In any case, the new terminal is as handsome as any domestic air terminal in the United States - and it is the first domestic U.S. terminal to win LEED Gold certification, thanks to its extensive recycling program, energy efficency, water-reduction measures and other steps. Martin says the terminal - which opens to flights on Thursday, 14 April - came in "on time and under budget.'' Some 5.5 million passengers are expected to use it annually. SFO has three other terminals.

The reborn T-2 will be home to San Francisco-based Virgin America, which will operate seven gates, and will be used for domestic flights by American Airlines, which will operate another seven. For American, it is something of a homecoming.

AA flew from T-2 from 1954 until its shutdown. In the reconfigured space - largely unrecognizable to us longtime fliers who remember how it used to look - American will operate an Admirals Club passenger lounge awash in natural light, graced inside with small living pine trees, hotel-lobby-like seating and great runway views. The new lounge - the only one in the reinvented T-2 - is about twice the size of the old Admirals Club in T-3, which AA is vacating. The T-2 lounge has LEED Silver status.

"We built this terminal to put some of the romance back into air travel,'' Martin says. "It's a facility that sets the standard for passenger comfort.
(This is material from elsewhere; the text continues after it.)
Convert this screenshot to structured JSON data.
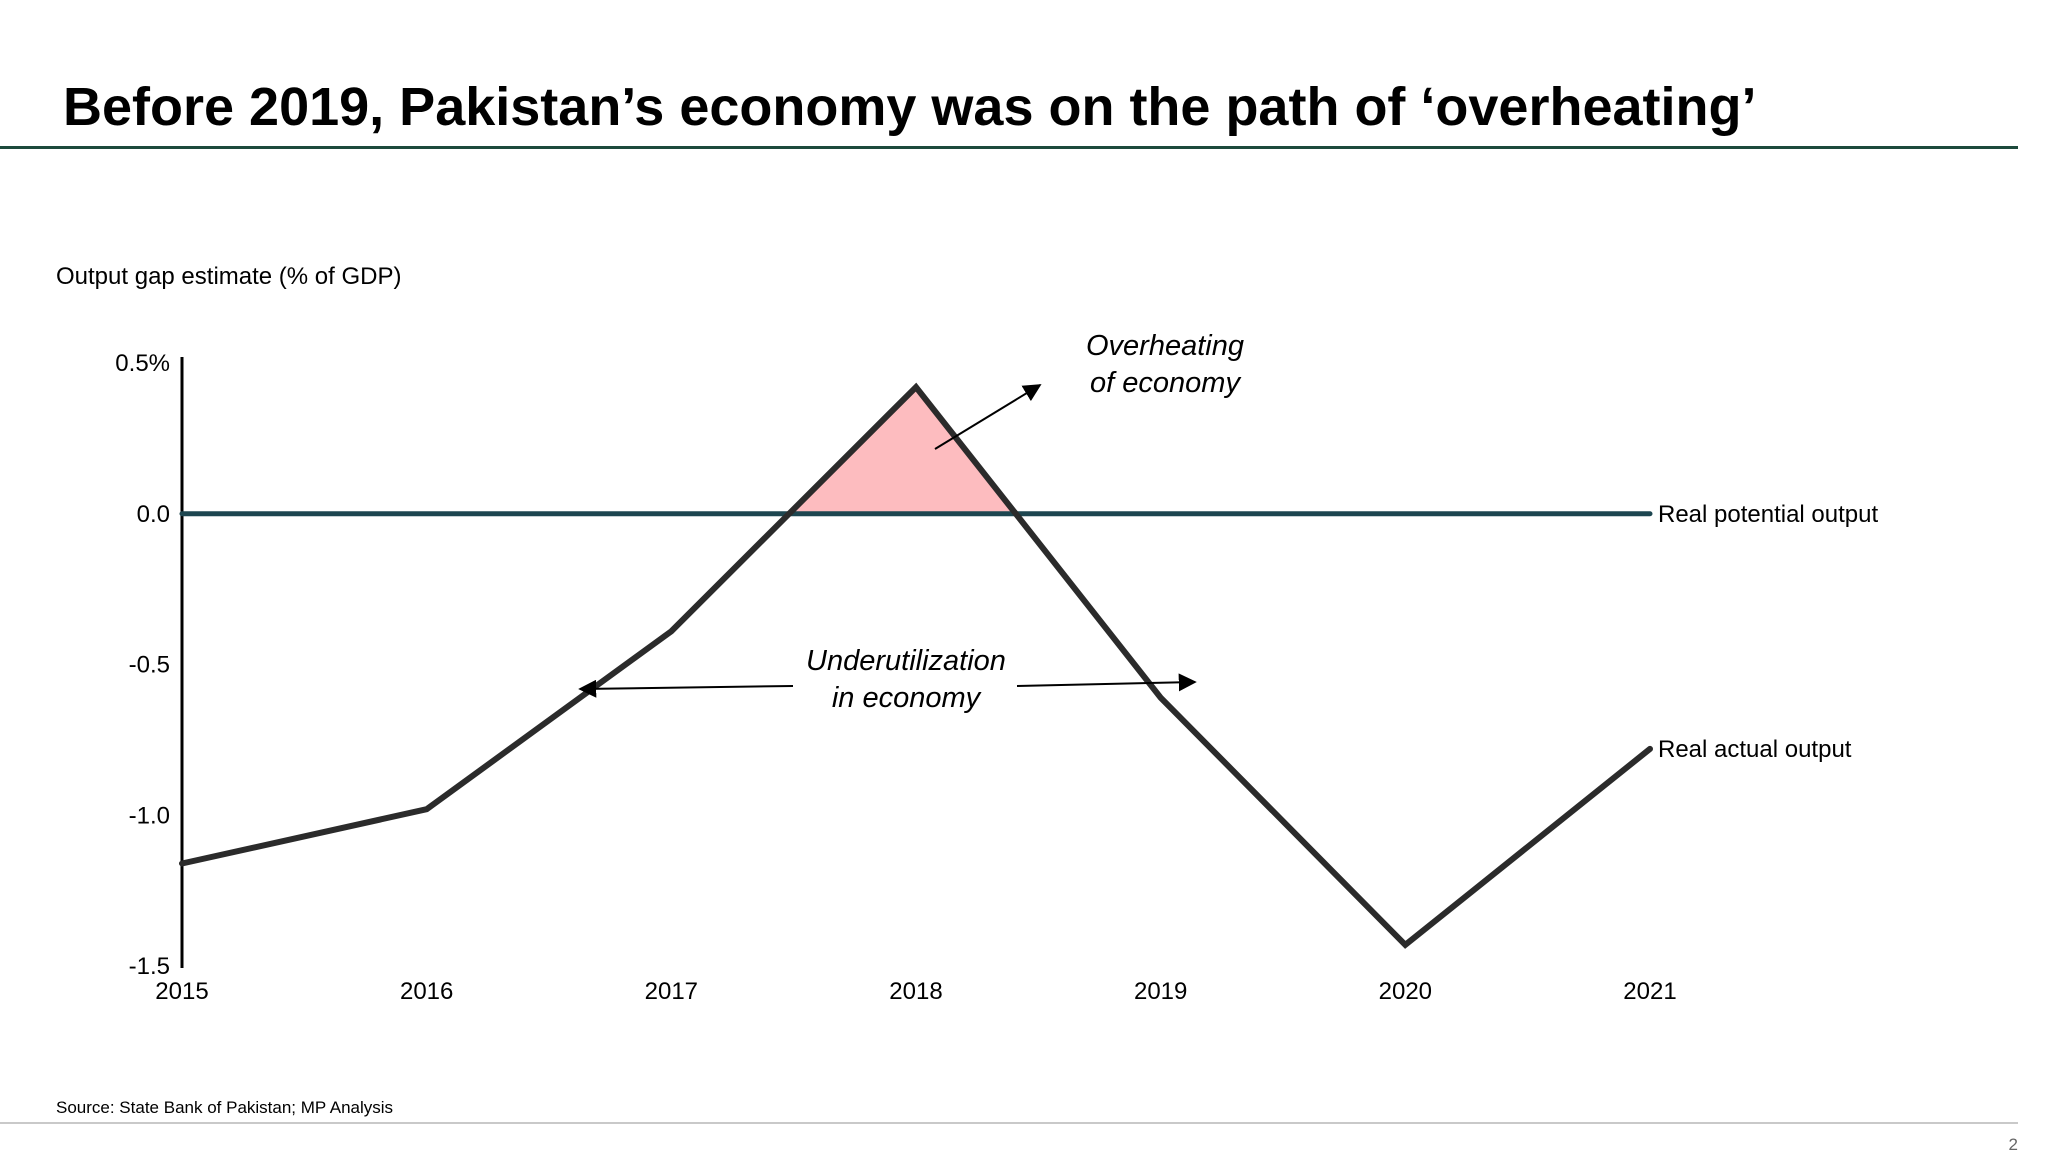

It's a dream terminal.''

On the basis of design alone, the romance is back. Of course, workaday aviation hassles such as security inspections and baggage-handling systems will remain as operational realities - nothing too romantic there. But airport officials are justifiably proud of the new terminal, and had smiles on their faces as thousands of camera-toting locals wandered happily through the bright new space, while singers sang and bands played and little kids ran around, laughing.